To troubleshoot a flow with a Webhook component and verify that the component is receiving data, you can create a small flow that outputs only the parsed payload:

  1. Create a flow with Webhook, Parser, and Chat Output components.

  2. Connect the Webhook component's Data output to the Parser component's Data input.

  3. Connect the Parser component's Parsed Text output to the Chat Output component's Text input.

  4. Edit the Parser component to set Mode to Stringify.

    This mode passes the data received by the Webhook component as a string that is printed by the Chat Output component.

  5. Click Share, select API access, and then copy the Webhook cURL code snippet.

  6. Optional: Edit the data in the code snippet if you want to pass a different payload.

  7. Send the POST request to trigger the flow.

  8. Click Playground to verify that the Chat Output component printed the JSON data from your POST request.

For more information, see Trigger flows with webhooks.

Parameters

Inputs

Name Display Name Description
data Payload Receives a payload from external systems through HTTP POST requests.
curl cURL The cURL command template for making requests to this webhook.
endpoint Endpoint The endpoint URL where this webhook receives requests.

Outputs

Name Display Name Description
output_data Data Outputs processed data from the webhook input, and returns an empty Data object if no input is provided. If the input is not valid JSON, the component wraps it in a payload object.

Legacy components

Legacy components are available for use but are no longer supported.

Gmail Loader

This component loads emails from Gmail using provided credentials and filters.

For more information about creating a service account JSON, see Service Account JSON.

Parameters

Inputs

Input Type Description
json_string SecretStrInput A JSON string containing OAuth 2.0 access token information for service account access.
label_ids MessageTextInput A comma-separated list of label IDs to filter emails.
max_results MessageTextInput The maximum number of emails to load.

Outputs

Output Type Description
data Data The loaded email data.

Google Drive Loader

This component loads documents from Google Drive using provided credentials and a single document ID.

For more information about creating a service account JSON, see Service Account JSON.

Parameters

Inputs

Input Type Description
json_string SecretStrInput A JSON string containing OAuth 2.0 access token information for service account access.
document_id MessageTextInput A single Google Drive document ID.

Outputs

Output Type Description
docs Data The loaded document data.

This component searches Google Drive files using provided credentials and query parameters.

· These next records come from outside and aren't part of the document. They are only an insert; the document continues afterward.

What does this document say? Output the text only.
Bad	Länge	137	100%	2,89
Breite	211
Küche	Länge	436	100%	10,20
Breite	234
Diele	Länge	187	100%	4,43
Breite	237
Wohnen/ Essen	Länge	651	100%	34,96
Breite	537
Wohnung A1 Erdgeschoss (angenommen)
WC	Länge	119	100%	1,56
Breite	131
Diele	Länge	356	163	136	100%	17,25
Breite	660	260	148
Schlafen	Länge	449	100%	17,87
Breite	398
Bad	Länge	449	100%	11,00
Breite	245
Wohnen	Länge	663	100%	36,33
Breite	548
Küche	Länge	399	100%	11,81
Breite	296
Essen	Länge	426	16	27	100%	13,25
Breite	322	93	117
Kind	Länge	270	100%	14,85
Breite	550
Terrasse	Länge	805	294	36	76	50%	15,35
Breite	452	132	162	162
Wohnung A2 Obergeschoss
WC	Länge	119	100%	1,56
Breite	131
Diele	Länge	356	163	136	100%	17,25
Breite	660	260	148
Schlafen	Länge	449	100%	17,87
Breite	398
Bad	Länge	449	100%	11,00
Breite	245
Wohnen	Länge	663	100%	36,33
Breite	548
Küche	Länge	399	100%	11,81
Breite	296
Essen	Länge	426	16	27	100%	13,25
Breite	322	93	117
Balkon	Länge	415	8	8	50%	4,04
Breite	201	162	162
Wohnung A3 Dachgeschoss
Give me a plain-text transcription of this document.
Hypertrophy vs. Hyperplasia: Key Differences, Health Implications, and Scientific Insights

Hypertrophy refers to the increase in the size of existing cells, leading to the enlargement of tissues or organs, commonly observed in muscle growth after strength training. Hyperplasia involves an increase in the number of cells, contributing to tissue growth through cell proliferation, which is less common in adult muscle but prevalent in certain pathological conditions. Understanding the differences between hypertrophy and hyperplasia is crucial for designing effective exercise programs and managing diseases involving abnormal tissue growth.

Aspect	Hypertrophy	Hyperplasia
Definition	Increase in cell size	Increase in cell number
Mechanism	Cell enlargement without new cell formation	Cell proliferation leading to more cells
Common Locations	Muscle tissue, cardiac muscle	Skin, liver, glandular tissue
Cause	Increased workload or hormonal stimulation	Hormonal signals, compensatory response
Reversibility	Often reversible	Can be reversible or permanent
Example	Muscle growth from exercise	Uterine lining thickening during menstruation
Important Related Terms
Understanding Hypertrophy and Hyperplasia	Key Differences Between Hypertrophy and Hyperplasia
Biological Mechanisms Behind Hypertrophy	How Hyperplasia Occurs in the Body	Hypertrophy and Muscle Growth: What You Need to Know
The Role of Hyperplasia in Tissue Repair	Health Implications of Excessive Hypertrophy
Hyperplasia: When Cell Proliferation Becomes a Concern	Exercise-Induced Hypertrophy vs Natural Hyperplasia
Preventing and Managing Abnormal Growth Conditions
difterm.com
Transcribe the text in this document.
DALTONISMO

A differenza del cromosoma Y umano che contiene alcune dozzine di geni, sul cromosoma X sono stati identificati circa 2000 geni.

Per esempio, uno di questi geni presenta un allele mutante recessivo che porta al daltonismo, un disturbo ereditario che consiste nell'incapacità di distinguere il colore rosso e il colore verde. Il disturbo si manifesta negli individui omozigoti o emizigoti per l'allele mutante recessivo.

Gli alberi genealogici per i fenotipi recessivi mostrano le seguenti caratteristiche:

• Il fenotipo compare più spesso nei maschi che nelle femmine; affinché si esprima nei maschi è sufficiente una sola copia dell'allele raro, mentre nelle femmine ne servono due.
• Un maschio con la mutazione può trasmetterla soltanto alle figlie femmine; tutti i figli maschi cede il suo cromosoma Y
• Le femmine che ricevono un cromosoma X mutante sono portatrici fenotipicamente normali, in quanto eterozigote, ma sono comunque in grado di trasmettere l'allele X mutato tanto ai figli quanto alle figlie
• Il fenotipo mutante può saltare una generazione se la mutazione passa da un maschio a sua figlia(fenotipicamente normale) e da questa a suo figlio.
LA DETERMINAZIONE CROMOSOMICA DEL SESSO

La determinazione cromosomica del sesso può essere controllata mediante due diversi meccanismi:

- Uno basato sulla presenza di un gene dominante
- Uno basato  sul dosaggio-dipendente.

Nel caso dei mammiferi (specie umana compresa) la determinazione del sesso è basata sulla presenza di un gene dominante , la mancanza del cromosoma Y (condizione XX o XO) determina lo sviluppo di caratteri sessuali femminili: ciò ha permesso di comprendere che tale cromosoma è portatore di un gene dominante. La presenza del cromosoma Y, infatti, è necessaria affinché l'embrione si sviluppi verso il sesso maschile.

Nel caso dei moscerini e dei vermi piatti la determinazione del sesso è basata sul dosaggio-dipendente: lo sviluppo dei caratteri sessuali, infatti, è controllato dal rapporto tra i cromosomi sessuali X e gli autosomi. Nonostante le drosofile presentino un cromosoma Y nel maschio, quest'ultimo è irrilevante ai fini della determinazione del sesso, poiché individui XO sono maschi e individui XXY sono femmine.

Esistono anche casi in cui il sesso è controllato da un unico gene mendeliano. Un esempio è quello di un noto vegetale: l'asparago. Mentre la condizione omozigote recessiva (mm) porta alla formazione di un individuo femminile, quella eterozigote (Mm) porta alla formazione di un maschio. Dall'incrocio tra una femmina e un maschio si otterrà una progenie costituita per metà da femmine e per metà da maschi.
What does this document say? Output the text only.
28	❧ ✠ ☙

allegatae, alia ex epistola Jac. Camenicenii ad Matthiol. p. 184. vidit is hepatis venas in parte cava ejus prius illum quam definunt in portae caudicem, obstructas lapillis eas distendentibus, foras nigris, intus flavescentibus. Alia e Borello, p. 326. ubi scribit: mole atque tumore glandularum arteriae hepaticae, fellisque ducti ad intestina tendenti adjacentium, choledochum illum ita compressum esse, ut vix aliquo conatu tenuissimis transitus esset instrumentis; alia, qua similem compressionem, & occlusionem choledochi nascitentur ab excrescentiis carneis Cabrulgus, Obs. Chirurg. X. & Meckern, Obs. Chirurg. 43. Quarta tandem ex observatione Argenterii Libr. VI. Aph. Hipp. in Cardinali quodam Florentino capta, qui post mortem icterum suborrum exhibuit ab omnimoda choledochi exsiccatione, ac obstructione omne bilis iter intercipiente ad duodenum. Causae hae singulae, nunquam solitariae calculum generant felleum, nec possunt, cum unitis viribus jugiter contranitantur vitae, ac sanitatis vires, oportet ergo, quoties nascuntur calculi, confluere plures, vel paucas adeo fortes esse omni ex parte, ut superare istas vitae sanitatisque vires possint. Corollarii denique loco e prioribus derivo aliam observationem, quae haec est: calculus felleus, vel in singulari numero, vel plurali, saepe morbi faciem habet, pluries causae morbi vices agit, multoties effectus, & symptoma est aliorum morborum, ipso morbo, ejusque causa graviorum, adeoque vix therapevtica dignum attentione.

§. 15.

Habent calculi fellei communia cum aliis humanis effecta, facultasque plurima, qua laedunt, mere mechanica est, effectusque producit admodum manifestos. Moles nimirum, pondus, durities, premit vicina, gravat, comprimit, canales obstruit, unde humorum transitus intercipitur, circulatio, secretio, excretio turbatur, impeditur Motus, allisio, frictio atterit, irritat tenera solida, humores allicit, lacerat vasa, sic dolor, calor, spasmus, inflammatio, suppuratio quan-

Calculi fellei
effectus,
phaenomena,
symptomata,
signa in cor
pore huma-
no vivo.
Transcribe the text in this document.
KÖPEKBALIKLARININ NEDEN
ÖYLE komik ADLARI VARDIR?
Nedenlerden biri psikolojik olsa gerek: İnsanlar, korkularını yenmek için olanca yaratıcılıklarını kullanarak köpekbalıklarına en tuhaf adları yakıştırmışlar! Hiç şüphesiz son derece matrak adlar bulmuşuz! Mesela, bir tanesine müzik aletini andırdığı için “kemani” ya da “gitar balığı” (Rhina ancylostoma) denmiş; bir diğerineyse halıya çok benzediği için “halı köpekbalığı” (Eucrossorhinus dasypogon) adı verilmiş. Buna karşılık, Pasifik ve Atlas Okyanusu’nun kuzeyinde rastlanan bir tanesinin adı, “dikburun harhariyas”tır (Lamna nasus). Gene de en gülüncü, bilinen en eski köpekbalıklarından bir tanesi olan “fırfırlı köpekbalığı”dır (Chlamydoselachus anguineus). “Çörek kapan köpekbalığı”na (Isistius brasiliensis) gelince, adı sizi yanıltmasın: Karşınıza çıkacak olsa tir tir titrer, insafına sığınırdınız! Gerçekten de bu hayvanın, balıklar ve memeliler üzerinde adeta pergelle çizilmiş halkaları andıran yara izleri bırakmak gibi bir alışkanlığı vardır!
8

For more information about creating a service account JSON, see Service Account JSON.

Parameters

Inputs

Input Type Description
token_string SecretStrInput A JSON string containing OAuth 2.0 access token information for service account access.
query_item DropdownInput The field to query.
valid_operator DropdownInput The operator to use in the query.
search_term MessageTextInput The value to search for in the specified query item.
query_string MessageTextInput The query string used for searching.

Outputs

Output Type Description
doc_urls List[str] The URLs of the found documents.
doc_ids List[str] The IDs of the found documents.
doc_titles List[str] The titles of the found documents.
Data Data The document titles and URLs in a structured format.